Fatigue, inability to concentrate, difficulty breathing or tachycardia, headache, loss of taste and smell. The aftermath of Covid-19 last Thursday came out of anonymity with the visit of Emmanuel Macron to the Foch hospital in Suresnes. The president said he was very ‘concerned’ about the ‘long Covid’ with which we will have to ‘live sustainably’, 10 to 15% of those who have had the disease with symptoms suffer from it according to the assessments of doctors. He promised to adapt the health system to this disease still poorly supported medically and financially.
These sequelae are not just a health problem, it is also an economic issue for workers and employers. Because doing one’s job during a symptomatic illness is far from simple, many patients have to cease their activity or significantly slow it down.

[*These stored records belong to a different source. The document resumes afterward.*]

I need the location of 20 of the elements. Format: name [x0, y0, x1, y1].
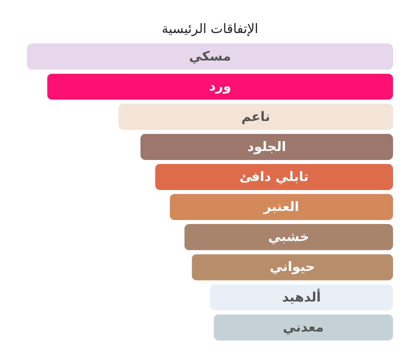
bar: [118, 104, 393, 130]
bar: [192, 254, 393, 280]
y-tick-label: ناعم: [241, 110, 270, 125]
bar: [47, 74, 393, 100]
chart-title: الإتفاقات الرئيسية: [162, 22, 258, 37]
y-tick-label: تابلي دافئ: [239, 170, 309, 185]
y-tick-label: ورد: [208, 80, 232, 95]
y-tick-label: العنبر: [262, 200, 300, 216]
bar: [184, 224, 393, 250]
y-tick-label: خشبي: [268, 230, 310, 246]
y-tick-label: مسكي: [189, 50, 231, 65]
y-tick-label: معدني: [282, 320, 324, 336]
y-tick-label: حيواني: [270, 260, 316, 276]
bar: [170, 194, 393, 220]
y-tick-label: ألدهيد: [282, 288, 321, 306]
bar: [155, 164, 393, 190]
bar: [140, 134, 393, 160]
bar: [27, 44, 393, 70]
y-tick-label: الجلود: [247, 140, 286, 155]
bar: [214, 314, 393, 340]
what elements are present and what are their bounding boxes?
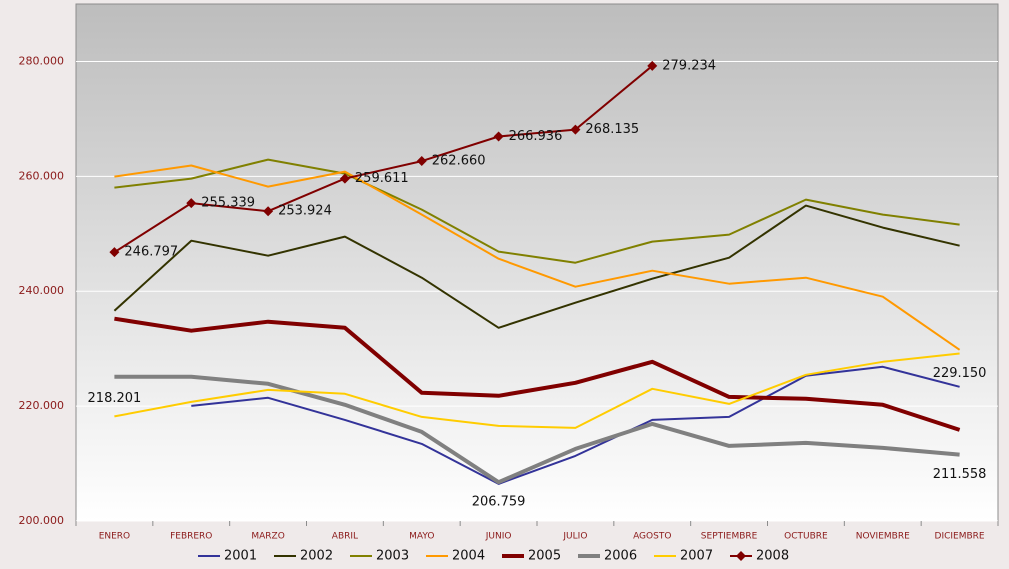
y-tick-label: 200.000	[19, 514, 65, 527]
marker	[493, 131, 504, 142]
data-label: 259.611	[355, 171, 409, 186]
legend-label: 2004	[452, 549, 485, 564]
data-label: 229.150	[933, 366, 987, 381]
series-line	[191, 365, 960, 485]
series-line	[114, 164, 961, 351]
legend-label: 2005	[528, 549, 561, 564]
legend-label: 2007	[680, 549, 713, 564]
series-line	[114, 352, 960, 429]
marker	[416, 156, 427, 167]
legend-label: 2006	[604, 549, 637, 564]
x-tick-label: SEPTIEMBRE	[701, 532, 758, 542]
legend-label: 2008	[756, 549, 789, 564]
series-line	[113, 65, 653, 254]
series-line	[113, 204, 960, 329]
y-tick-label: 260.000	[19, 169, 65, 182]
x-tick-label: OCTUBRE	[784, 532, 828, 542]
x-tick-label: FEBRERO	[170, 532, 212, 542]
x-tick-label: ENERO	[99, 532, 130, 542]
series-line	[114, 374, 960, 485]
marker	[570, 124, 581, 135]
marker	[186, 198, 197, 209]
x-tick-label: NOVIEMBRE	[856, 532, 910, 542]
data-label: 262.660	[432, 154, 486, 169]
legend-marker	[736, 551, 746, 561]
data-label: 255.339	[201, 196, 255, 211]
x-tick-label: MAYO	[409, 532, 434, 542]
data-label: 268.135	[585, 122, 639, 137]
legend-label: 2001	[224, 549, 257, 564]
x-tick-label: JULIO	[562, 532, 587, 542]
x-tick-label: JUNIO	[485, 532, 512, 542]
marker	[647, 60, 658, 71]
legend-label: 2003	[376, 549, 409, 564]
marker	[339, 173, 350, 184]
plot-area	[75, 3, 999, 522]
y-tick-label: 240.000	[19, 284, 65, 297]
series-line	[114, 158, 960, 264]
x-tick-label: AGOSTO	[633, 532, 671, 542]
data-label: 253.924	[278, 204, 332, 219]
marker	[263, 206, 274, 217]
series-line	[114, 316, 961, 432]
x-tick-label: DICIEMBRE	[935, 532, 985, 542]
data-label: 206.759	[472, 495, 526, 510]
y-tick-label: 280.000	[19, 54, 65, 67]
data-label: 218.201	[88, 391, 142, 406]
legend-label: 2002	[300, 549, 333, 564]
data-label: 211.558	[933, 467, 987, 482]
data-label: 246.797	[124, 245, 178, 260]
x-tick-label: MARZO	[251, 532, 284, 542]
y-tick-label: 220.000	[19, 399, 65, 412]
data-label: 279.234	[662, 58, 716, 73]
data-label: 266.936	[509, 129, 563, 144]
x-tick-label: ABRIL	[332, 532, 358, 542]
marker	[109, 247, 120, 258]
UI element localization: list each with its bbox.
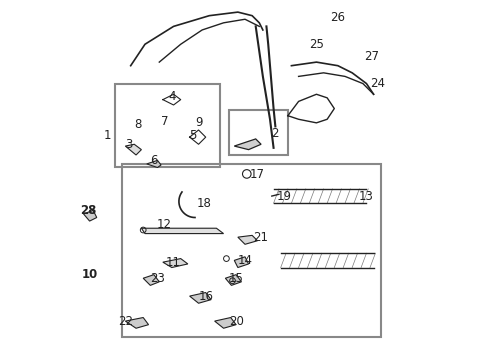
Text: 2: 2 (271, 127, 279, 140)
Text: 27: 27 (364, 50, 379, 63)
Text: 13: 13 (359, 190, 374, 203)
Polygon shape (234, 139, 261, 150)
Text: 20: 20 (229, 315, 244, 328)
Text: 15: 15 (229, 272, 244, 285)
Text: 18: 18 (196, 197, 211, 210)
Text: 3: 3 (125, 138, 133, 151)
Text: 22: 22 (118, 315, 133, 328)
Polygon shape (163, 258, 188, 267)
Text: 10: 10 (81, 268, 98, 281)
Polygon shape (147, 160, 161, 167)
Text: 16: 16 (198, 289, 213, 303)
Polygon shape (225, 275, 242, 285)
Polygon shape (125, 318, 148, 328)
Polygon shape (125, 144, 142, 155)
Text: 19: 19 (277, 190, 292, 203)
Text: 25: 25 (309, 38, 324, 51)
Text: 24: 24 (369, 77, 385, 90)
Text: 17: 17 (250, 168, 265, 181)
Text: 7: 7 (161, 114, 169, 127)
Text: 12: 12 (157, 218, 172, 231)
Text: 6: 6 (150, 154, 158, 167)
Text: 28: 28 (80, 204, 96, 217)
Text: 11: 11 (166, 256, 181, 269)
Text: 14: 14 (238, 254, 252, 267)
Text: 21: 21 (254, 231, 269, 244)
Polygon shape (83, 210, 97, 221)
Text: 9: 9 (195, 116, 202, 129)
Polygon shape (238, 235, 258, 244)
Text: 1: 1 (104, 129, 111, 142)
Text: 5: 5 (190, 129, 197, 142)
Text: 4: 4 (168, 90, 175, 103)
Polygon shape (234, 257, 248, 267)
Polygon shape (190, 293, 211, 303)
Text: 23: 23 (150, 272, 165, 285)
Polygon shape (142, 228, 223, 234)
Text: 8: 8 (134, 118, 142, 131)
Polygon shape (215, 318, 236, 328)
Text: 26: 26 (330, 11, 345, 24)
Polygon shape (143, 275, 159, 285)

While the Covid can affect any employee or business manager, some trades are extremely sensitive to the symptoms of the disease. This is the case of oenologists, who depend on their sense of smell to practice their profession. A survey commissioned by the Union of Oenologists of France reveals in particular that 13% of wine “noses” have lost their sense of smell. The latter are fighting for anosmia to be recognized as a disabling disease, as they tell in an article published on the Echos website: Oenologists want anosmia no longer to be a taboo
The Ile-de-France regional health agency is currently launching a study on the subject to try to see things clearly. Whether at the National Agency for the Improvement of Working Conditions or among representatives of occupational medicine, nobody has really worked yet on this aspect of the crisis.
Twenty trades on display
Vinh Ngo leads the Inter-company and artisanal center for occupational health (CIAMT), the organization of 365 occupational physicians which monitors the health of 408,000 employees. This doctor confirms having feedback from the field of these difficulties in exercising his profession after an infection, but he is counting on the study of the ARS to analyze the phenomenon. During the regulatory medical examination, a questionnaire will be distributed in particular to workers in the twenty trades exposed during the first two confinements in Ile-de-France. The Regional Health Observatory estimated the number of workers concerned at 500,000 in a recent study.
Some testimonies were put forward by Régis Juanico, PS deputy for the Loire, during his bill in February for a compensation fund for victims of Covid-19.
The virus does not only strike down employees, it can strike down leaders and further paralyze the activity of their company. Gilles Clavel has experienced this since last November. Its TPE, Burgundy Comfort, installs equipment in the homes of seniors and the disabled to adapt their kitchens, bathrooms, etc. The virus put him on the ground for several weeks with its procession of fatigue, fever, headaches etc. Unable to get up for days, he ended up going to the office, but still couldn’t get to work. Even today, it retains consequences. “We had to postpone a lot of projects, I couldn’t delegate because I’m the only sales person in the company. The Covid made us three or four months late. “ He just recognizes the virus to have made it possible to justify the delays to impatient customers, not to take them on the phone.
In Grasse even more than elsewhere, the prospect of catching Covid-19 is scary. The many “noses” who live and work in the perfume capital of the world fear losing their working tool, their sense of smell, in the event of contamination. To avoid this scenario, caution is required. Fragrance designers work at home, in videoconference, with all the problems that this can cause, as an article to read on the Echos website tells us: Covid 19: in Grasse, the “noses” have created a bubble against loss of smell
Jean François Lyonnet heads T2S, a company of 120 people which manufactures personal protective equipment for construction sites in the Loire, was affected for several weeks during the first confinement and had to close the company quickly. With this experience, he became very demanding the rest of the year on the barrier gestures of his employees. But in February, with the arrival of the new variants, a dozen employees were affected, imposing more teleworking on the whole company and the reorganization of its production. Two employees were kept away from work for more than a month. “The key positions were not impacted. If the HRD or the financial director of the company are concerned, it becomes very complicated ”, he breathes.
However, the Covid is far from affecting employee efficiency of a business by its symptoms alone. The two leaders point to the absolute need to boost their employees in the face of depressions and the decline in morale of the crisis. Martial Brun, president of the Présanse association, which brings together the majority of inter-company occupational health services, confirms: “The impact of teleworking and absences from work are much more harmful to people’s health. “
The Covid Long
The long-term sequelae of Covid tend to affect young people, rather female patients, aged 40 on average, without overweight, without co-morbidity, and even athletes. These are mainly respiratory disorders, heart disorders, digestive disorders and psychological disturbances.